The Nikkei benchmark index jumped as high as 30,924.57 before closing the day up 0.77% at 30,808.35, a seventh straight winning session.

The broader Topix, which had reached the post-bubble milestone on Tuesday, extended its climb to as high as 2,171.37, before ending with a more modest 0.18% gain to 2,161.69.

Japan's stock rally has been powered by an overall very strong earnings season, a weaker yen underpinned by views that the Bank of Japan will keep stimulus for longer and an economy that is starting to show signs of a post-COVID consumption revival.

Foreign buying thanks to increased investment by Warren Buffett and a push for better corporate governance by the Tokyo Stock Exchange have provided additional impetus.

The Nikkei's final push to a 33-year peak drew momentum from rising optimism that U.S. lawmakers can reach a debt ceiling deal and avert a catastrophic default.

"Long-term fundamentals might have begun changing in Japan, and foreign investors do not want to miss this opportunity," said Masayuki Kichikawa, chief macro strategist at Sumitomo Mitsui DS Asset Management.

"As long as any U.S. slowdown is mild, the current level of Japanese equities in not overvalued. There is still room for a further rise."

Among the Tokyo Stock Exchange's 33 industry sectors, precision machinery led with a 1.43% rise, followed by services, up 1.35%, and machinery, which rose 1.08%.

Uniqlo store operator Fast Retailing was the biggest gainer by index points on the Nikkei, contributing 74 points with a 2.19% rally.

Office equipment company Ricoh was the biggest percentage gainer, jumping 7.69% on news it was considering joining forces with a Toshiba unit to develop and manufacture copiers and printers.

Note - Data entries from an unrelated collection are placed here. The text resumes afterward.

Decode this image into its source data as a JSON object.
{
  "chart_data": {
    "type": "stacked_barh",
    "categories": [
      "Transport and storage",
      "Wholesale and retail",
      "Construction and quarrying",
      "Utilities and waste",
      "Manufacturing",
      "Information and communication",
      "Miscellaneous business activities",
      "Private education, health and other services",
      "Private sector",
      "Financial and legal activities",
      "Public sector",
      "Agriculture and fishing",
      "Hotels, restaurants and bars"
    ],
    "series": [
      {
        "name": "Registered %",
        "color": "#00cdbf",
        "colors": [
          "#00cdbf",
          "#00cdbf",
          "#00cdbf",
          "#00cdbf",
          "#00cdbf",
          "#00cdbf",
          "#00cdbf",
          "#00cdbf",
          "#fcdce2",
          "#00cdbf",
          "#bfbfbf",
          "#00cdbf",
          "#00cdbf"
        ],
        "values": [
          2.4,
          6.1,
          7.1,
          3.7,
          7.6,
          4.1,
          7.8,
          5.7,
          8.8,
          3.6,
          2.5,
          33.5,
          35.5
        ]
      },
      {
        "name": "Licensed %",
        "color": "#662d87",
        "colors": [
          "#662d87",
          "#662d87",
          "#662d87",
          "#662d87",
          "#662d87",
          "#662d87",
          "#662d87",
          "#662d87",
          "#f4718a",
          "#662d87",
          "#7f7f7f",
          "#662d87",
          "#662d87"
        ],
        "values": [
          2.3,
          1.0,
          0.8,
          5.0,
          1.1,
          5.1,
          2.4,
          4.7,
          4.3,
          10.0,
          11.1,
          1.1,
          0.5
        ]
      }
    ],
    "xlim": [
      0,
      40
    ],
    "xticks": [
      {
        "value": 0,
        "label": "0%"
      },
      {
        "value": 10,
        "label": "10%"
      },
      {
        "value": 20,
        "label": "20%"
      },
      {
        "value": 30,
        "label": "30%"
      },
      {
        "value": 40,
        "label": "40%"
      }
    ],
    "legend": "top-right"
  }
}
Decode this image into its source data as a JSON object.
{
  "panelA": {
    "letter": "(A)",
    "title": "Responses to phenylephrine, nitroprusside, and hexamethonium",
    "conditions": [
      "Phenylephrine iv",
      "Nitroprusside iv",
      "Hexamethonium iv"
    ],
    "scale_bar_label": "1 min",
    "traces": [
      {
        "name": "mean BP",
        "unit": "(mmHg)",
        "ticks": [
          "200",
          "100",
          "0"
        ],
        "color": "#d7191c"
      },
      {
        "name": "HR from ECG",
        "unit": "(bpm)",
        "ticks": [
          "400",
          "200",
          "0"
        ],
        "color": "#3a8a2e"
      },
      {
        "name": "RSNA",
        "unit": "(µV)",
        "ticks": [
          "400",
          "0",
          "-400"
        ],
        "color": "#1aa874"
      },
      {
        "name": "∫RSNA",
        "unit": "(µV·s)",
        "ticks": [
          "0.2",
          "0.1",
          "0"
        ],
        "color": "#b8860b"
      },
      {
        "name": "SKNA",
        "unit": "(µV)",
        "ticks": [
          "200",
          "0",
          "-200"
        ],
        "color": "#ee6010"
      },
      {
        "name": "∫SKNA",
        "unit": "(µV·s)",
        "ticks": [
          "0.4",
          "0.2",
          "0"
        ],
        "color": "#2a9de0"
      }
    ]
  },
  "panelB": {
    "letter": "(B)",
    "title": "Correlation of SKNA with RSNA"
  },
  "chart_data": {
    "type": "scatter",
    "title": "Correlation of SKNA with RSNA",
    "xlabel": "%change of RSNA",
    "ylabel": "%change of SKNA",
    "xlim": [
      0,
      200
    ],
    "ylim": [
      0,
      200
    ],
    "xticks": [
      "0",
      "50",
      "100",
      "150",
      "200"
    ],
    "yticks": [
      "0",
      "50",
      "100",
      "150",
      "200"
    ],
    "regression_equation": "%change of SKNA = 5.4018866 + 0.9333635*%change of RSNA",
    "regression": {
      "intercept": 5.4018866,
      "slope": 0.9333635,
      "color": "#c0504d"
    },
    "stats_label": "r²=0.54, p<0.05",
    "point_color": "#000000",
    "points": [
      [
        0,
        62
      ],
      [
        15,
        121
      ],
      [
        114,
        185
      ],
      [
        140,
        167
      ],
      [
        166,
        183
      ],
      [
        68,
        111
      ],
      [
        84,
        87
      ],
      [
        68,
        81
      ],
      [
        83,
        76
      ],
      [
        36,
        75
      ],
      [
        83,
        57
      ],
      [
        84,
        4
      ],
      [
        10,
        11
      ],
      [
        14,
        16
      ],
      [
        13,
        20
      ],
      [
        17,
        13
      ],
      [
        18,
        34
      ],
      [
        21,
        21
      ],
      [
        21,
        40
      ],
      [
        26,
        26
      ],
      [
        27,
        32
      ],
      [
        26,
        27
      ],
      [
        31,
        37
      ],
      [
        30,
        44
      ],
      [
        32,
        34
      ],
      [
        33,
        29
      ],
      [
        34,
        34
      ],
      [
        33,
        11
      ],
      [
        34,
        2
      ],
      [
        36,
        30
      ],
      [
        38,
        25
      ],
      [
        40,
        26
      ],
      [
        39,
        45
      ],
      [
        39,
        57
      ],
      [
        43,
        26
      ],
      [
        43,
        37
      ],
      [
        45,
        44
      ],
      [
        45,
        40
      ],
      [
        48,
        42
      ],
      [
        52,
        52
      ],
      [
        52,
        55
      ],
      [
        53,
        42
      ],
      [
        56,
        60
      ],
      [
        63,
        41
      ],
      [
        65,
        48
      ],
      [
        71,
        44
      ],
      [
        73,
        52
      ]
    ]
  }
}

The prospective deal is another example of how corporate reforms - including business portfolio restructuring - are taking hold in Japan, justifying the rally, said Jamie Halse, who manages an A$500 million ($340 million) Japan-focused fund at Platinum Asset Management in Sydney.

"We're seeing foreigners return to buying in Japan, and we haven't seen that kind of buying since 2013," at the start of co-called Abenomics, he said.

"It's very early innings in the reform process," Halse added. "It's still cheap."

Despite that optimism, the market is flashing some warning signs.

Chip stocks started the day strongly following a rally for U.S. peers, but then erased those gains or even turned sharply lower. Advantest surged 3.35% initially, but ended the day as the Nikkei's worst performer, sliding 2.86%.

Financial shares fell the most among the TSE's 33 industry groups, retreating 1.56% after hitting a two-month peak on Thursday.

"Investors are going to spend today thinking hard about whether this Nikkei rally will continue," said Kazuo Kamitami, a strategist at Nomura Securities.